10

249 7 6
                                    

Przed występem:

Ka-Boję się.

J- Mówisz tak za każdym razem a potem jest dobrze.

Ka- Tak ale teraz muszę zrobić te głupie salto w powietrzu odbijając się od twoich rąk i musisz mnie złapać. To nie wyjdzie.

J- Hej spójrz na mnie.
Spojrzałam na niego.

J-Będzie dobrze.
Nie powiedział żebym mu zaufała bo wiedział, że to nic nie da.

?-Zapraszamy na scenę parę numer 7. Okej weź się w garść dasz radę. Pomyślałam bo czym wzięłam wdech i ruszyłam na scenę wraz z Jayem.

Doszliśmy do momentu gdy muszę zaufać Jasonowi. Boje się tak holernie ale jest pierwszą osobą przy, której czuję się bezpieczna w sto procentach. Tak teraz jestem tego pewna.

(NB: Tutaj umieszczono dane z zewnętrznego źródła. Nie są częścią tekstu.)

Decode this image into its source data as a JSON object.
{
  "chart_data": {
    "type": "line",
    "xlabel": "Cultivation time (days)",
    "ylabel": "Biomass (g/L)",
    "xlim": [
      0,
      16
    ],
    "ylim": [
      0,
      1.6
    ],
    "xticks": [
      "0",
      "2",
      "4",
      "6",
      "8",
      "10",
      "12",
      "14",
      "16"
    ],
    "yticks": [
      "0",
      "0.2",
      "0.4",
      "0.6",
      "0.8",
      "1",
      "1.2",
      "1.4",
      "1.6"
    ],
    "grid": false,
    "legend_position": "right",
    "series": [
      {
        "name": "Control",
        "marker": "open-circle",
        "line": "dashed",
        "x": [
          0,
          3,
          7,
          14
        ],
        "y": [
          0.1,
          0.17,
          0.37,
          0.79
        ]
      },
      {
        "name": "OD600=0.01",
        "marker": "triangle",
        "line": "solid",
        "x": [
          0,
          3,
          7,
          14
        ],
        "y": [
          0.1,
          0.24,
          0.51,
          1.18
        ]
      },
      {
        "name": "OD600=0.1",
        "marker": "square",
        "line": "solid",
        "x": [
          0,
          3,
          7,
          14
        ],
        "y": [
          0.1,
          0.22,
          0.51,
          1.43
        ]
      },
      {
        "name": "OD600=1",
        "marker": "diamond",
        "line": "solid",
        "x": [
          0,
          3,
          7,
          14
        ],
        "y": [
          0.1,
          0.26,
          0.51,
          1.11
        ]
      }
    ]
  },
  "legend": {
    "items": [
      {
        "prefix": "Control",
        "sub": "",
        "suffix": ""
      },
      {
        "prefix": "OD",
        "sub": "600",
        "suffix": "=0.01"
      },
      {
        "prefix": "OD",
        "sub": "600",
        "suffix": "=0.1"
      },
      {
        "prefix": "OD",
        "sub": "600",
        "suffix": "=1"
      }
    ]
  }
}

Wzięłam rozbieg i zrobiłam to udało się. Gdy skończyliśmy tańczyć czekaliśmy tylko na ogłoszenie zwycięzców.

-Zwycięstwo zdobywa para numer....... 7.

Ka- O Mój Bojciu Tak.
Z moich oczu poleciały łzy szczęścia. Wręczoną nam puchar i zrobiono z nami kilka zdjęć. Gdy wyszliśmy było kilka osób ustawionych w kolejce proszących o autografy. Wszystkie podpisaliśmy widziałam jak Jasonowi się to spodobało, że jest w centrum uwagi.

J- Dobra wracamy.

Ka- Tak.
Wsiedliśmy na motor po czym pojechaliśmy do wieży tytanów.

R-I jak?
Spytała zniecierpliwiona Rachel.

Ka-Wygraliśmy!

R-Tak wiedziadziałam.
Podbiegła do nas Rach i nas przytuliła. Raptem do holu wpadł pokaleczony Dick.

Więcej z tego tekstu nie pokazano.